Photo : Rania Python

Les normes informatiques, je dirais. Je me retrouve souvent dans l’impasse lorsque je veux consulter un site Web, acheter en ligne ou accéder à des services d’e-banking à cause de leur incompatibilité avec mon synthétiseur vocal et mon système d’affichage en braille. Puisque la technologie est censée nous rendre plus autonomes, il me semble important que tout le monde, sans exception, puisse y avoir accès.

Il y a également les applications GPS, qui aident les malvoyants dans leurs déplacements. Un système de guidage vocal, par exemple, nous permet de nous orienter seuls, en toute sécurité, dans certains grands centres commerciaux et certaines gares. Pouvoir franchir toute seule de tels obstacles est extrêmement gratifiant, mais sans l’aide d’une personne voyante, il est très difficile d’apprendre à connaître ce genre d’espaces, en particulier les magasins, où les articles changent constamment de place.
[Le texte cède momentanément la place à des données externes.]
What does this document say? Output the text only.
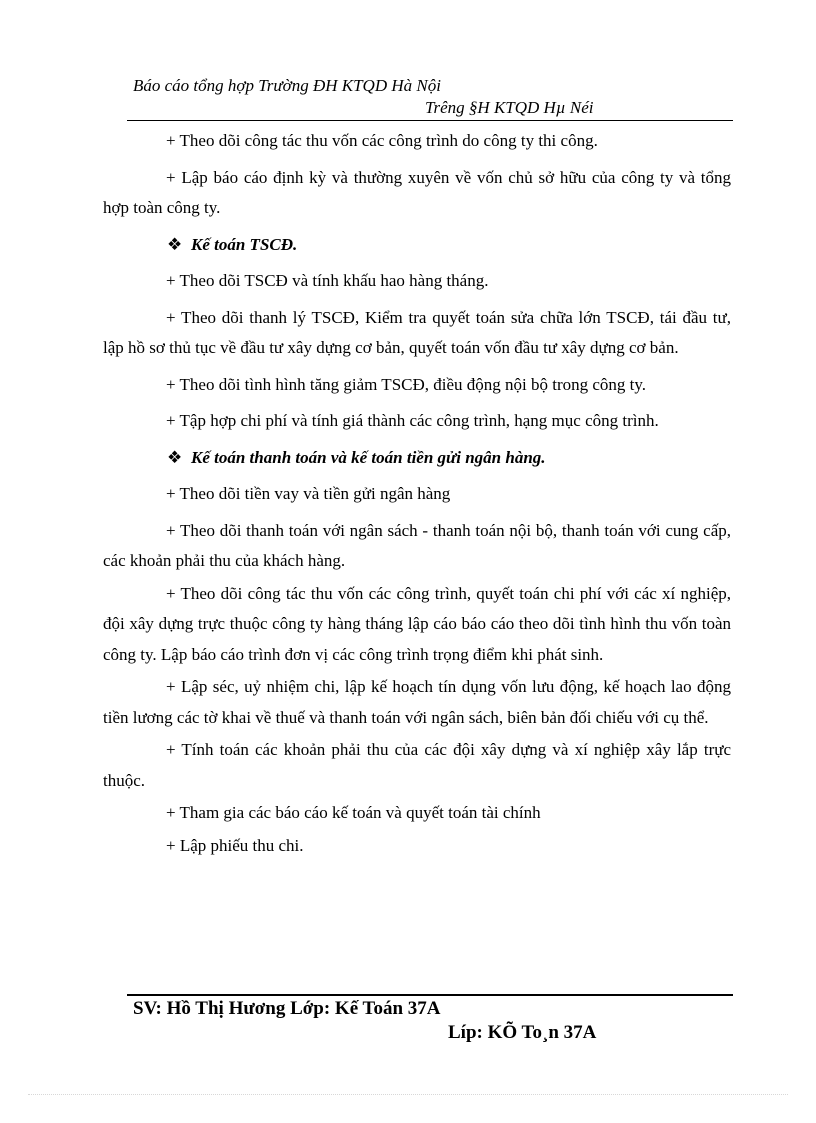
Báo cáo tổng hợp Trường ĐH KTQD Hà Nội
Trêng §H KTQD Hµ Néi

+ Theo dõi công tác thu vốn các công trình do công ty thi công.

+ Lập báo cáo định kỳ và thường xuyên về vốn chủ sở hữu của công ty và tổng hợp toàn công ty.

❖ Kế toán TSCĐ.

+ Theo dõi TSCĐ và tính khấu hao hàng tháng.

+ Theo dõi thanh lý TSCĐ, Kiểm tra quyết toán sửa chữa lớn TSCĐ, tái đầu tư, lập hồ sơ thủ tục về đầu tư xây dựng cơ bản, quyết toán vốn đầu tư xây dựng cơ bản.

+ Theo dõi tình hình tăng giảm TSCĐ, điều động nội bộ trong công ty.

+ Tập hợp chi phí và tính giá thành các công trình, hạng mục công trình.

❖ Kế toán thanh toán và kế toán tiền gửi ngân hàng.

+ Theo dõi tiền vay và tiền gửi ngân hàng

+ Theo dõi thanh toán với ngân sách - thanh toán nội bộ, thanh toán với cung cấp, các khoản phải thu của khách hàng.

+ Theo dõi công tác thu vốn các công trình, quyết toán chi phí với các xí nghiệp, đội xây dựng trực thuộc công ty hàng tháng lập cáo báo cáo theo dõi tình hình thu vốn toàn công ty. Lập báo cáo trình đơn vị các công trình trọng điểm khi phát sinh.

+ Lập séc, uỷ nhiệm chi, lập kế hoạch tín dụng vốn lưu động, kế hoạch lao động tiền lương các tờ khai về thuế và thanh toán với ngân sách, biên bản đối chiếu với cụ thể.

+ Tính toán các khoản phải thu của các đội xây dựng và xí nghiệp xây lắp trực thuộc.

+ Tham gia các báo cáo kế toán và quyết toán tài chính

+ Lập phiếu thu chi.

SV: Hồ Thị Hương Lớp: Kế Toán 37A
Líp: KÕ To¸n 37A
Mais il y a du progrès : certaines applications sur iPhone donnent la liste des ingrédients de certains produits lorsqu’on en scanne le code à barres.
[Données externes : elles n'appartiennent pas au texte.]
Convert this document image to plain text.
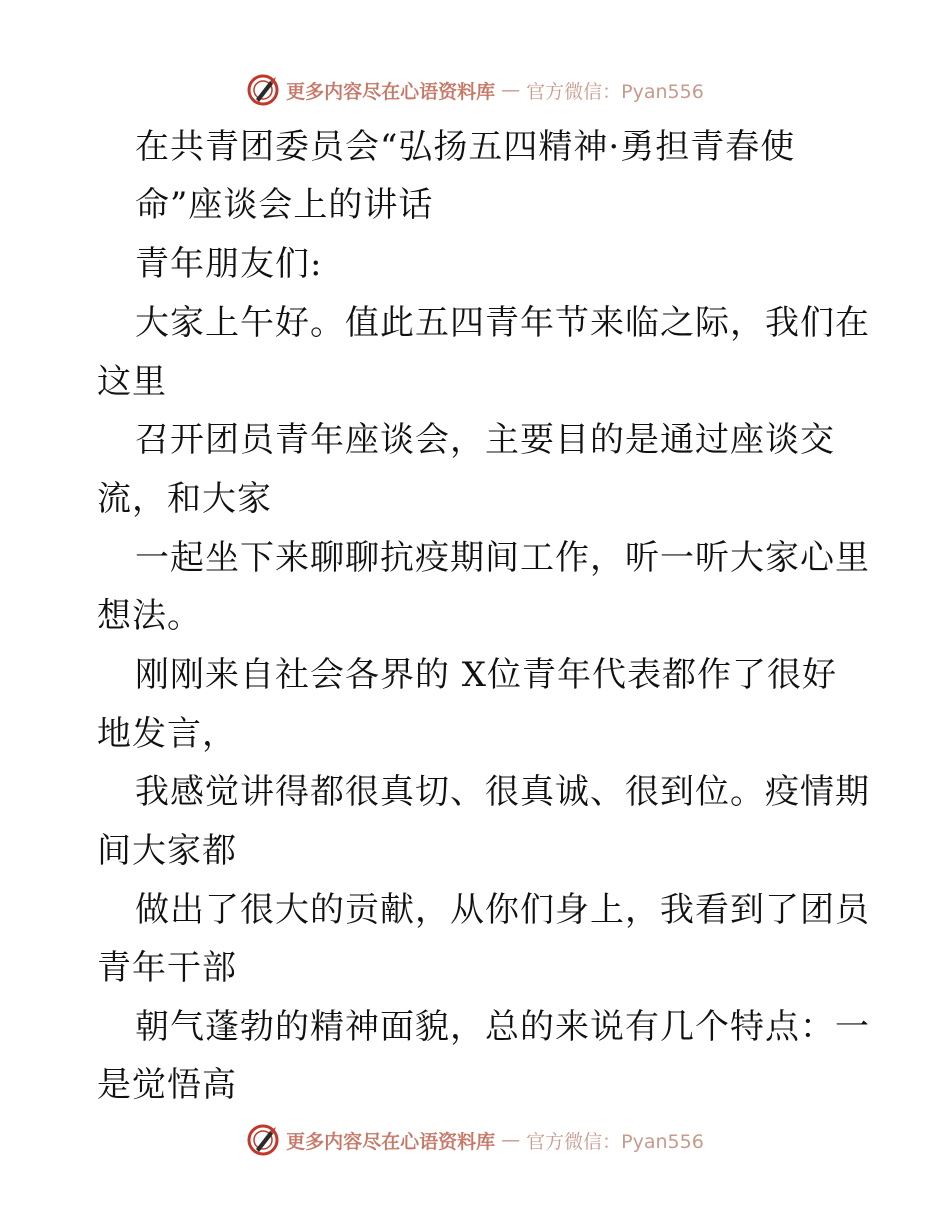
更多内容尽在心语资料库 — 官方微信：Pyan556
在共青团委员会“弘扬五四精神·勇担青春使
命”座谈会上的讲话
青年朋友们:
大家上午好。值此五四青年节来临之际，我们在
这里
召开团员青年座谈会，主要目的是通过座谈交
流，和大家
一起坐下来聊聊抗疫期间工作，听一听大家心里
想法。
刚刚来自社会各界的 X位青年代表都作了很好
地发言，
我感觉讲得都很真切、很真诚、很到位。疫情期
间大家都
做出了很大的贡献，从你们身上，我看到了团员
青年干部
朝气蓬勃的精神面貌，总的来说有几个特点：一
是觉悟高
更多内容尽在心语资料库 — 官方微信：Pyan556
Pourquoi t’es-tu lancée dans le concours de beauté Miss Handicap ? Que représente la « beauté » pour toi ?

Ce concours était une excellente opportunité pour moi de m’engager pour une meilleure intégration des personnes handicapées au travail. J’ai obtenu une Maîtrise universitaire (MA) en traduction en juin 2011 mais j’ai du mal à trouver un emploi. Je donnerais n’importe quoi pour avoir la chance de travailler dans mon domaine, parce que la traduction est ma passion et que je tiens à exercer mon savoir-faire. Avec ce concours, j’espère changer les mentalités et donner aux personnes handicapées de meilleures perspectives professionnelles

Si les gens étaient plus disposés à aider, la vie serait beaucoup plus simple.
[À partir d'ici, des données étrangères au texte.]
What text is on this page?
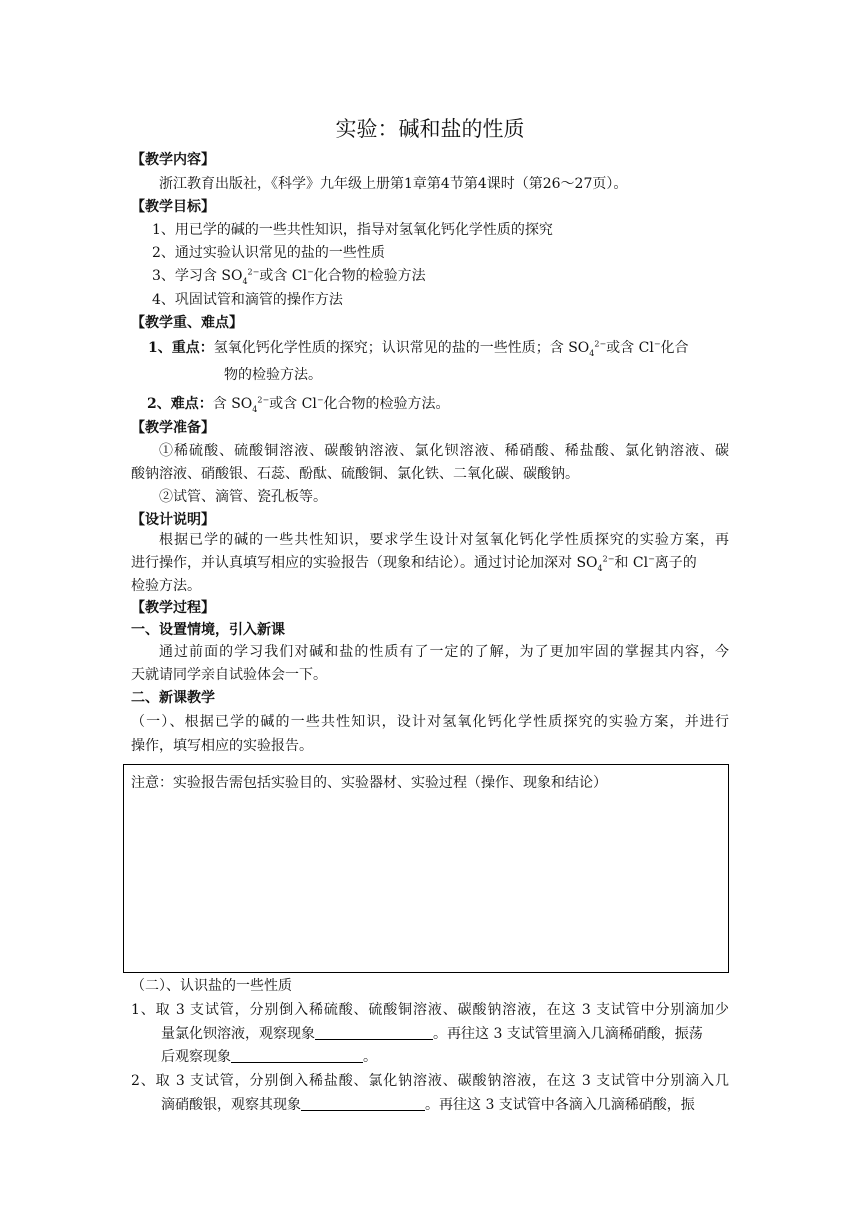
实验：碱和盐的性质
【教学内容】
浙江教育出版社，《科学》九年级上册第1章第4节第4课时（第26～27页）。
【教学目标】
1、用已学的碱的一些共性知识，指导对氢氧化钙化学性质的探究
2、通过实验认识常见的盐的一些性质
3、学习含 $SO_4^{2-}$或含 Cl−化合物的检验方法
4、巩固试管和滴管的操作方法
【教学重、难点】
1、重点：氢氧化钙化学性质的探究；认识常见的盐的一些性质；含 $SO_4^{2-}$或含 Cl−化合
物的检验方法。
2、难点：含 $SO_4^{2-}$或含 Cl−化合物的检验方法。
【教学准备】
①稀硫酸、硫酸铜溶液、碳酸钠溶液、氯化钡溶液、稀硝酸、稀盐酸、氯化钠溶液、碳
酸钠溶液、硝酸银、石蕊、酚酞、硫酸铜、氯化铁、二氧化碳、碳酸钠。
②试管、滴管、瓷孔板等。
【设计说明】
根据已学的碱的一些共性知识，要求学生设计对氢氧化钙化学性质探究的实验方案，再
进行操作，并认真填写相应的实验报告（现象和结论）。通过讨论加深对 $SO_4^{2-}$和 Cl−离子的
检验方法。
【教学过程】
一、设置情境，引入新课
通过前面的学习我们对碱和盐的性质有了一定的了解，为了更加牢固的掌握其内容，今
天就请同学亲自试验体会一下。
二、新课教学
（一）、根据已学的碱的一些共性知识，设计对氢氧化钙化学性质探究的实验方案，并进行
操作，填写相应的实验报告。
注意：实验报告需包括实验目的、实验器材、实验过程（操作、现象和结论）
（二）、认识盐的一些性质
1、取 3 支试管，分别倒入稀硫酸、硫酸铜溶液、碳酸钠溶液，在这 3 支试管中分别滴加少
量氯化钡溶液，观察现象	。再往这 3 支试管里滴入几滴稀硝酸，振荡
后观察现象	。
2、取 3 支试管，分别倒入稀盐酸、氯化钠溶液、碳酸钠溶液，在这 3 支试管中分别滴入几
滴硝酸银，观察其现象	。再往这 3 支试管中各滴入几滴稀硝酸，振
Dans Miss Handicap, la beauté est au second plan. Ce qui compte, ce sont les candidats et leur volonté d’améliorer le sort des personnes handicapées. C’est un moyen de communication pour montrer à la société que, malgré notre handicap, nous suivons la mode et soignons notre apparence comme tout un chacun. En ce qui me concerne, je n’attache pas trop d’importance à la beauté physique. Je suis bien plus sensible aux odeurs, aux voix, aux comportements et aux idées. Quelqu’un de beau, c’est avant tout quelqu’un de respectueux, de sympathique et qui aide les autres. C’est à ces qualités que tient la beauté, vous ne trouvez pas ?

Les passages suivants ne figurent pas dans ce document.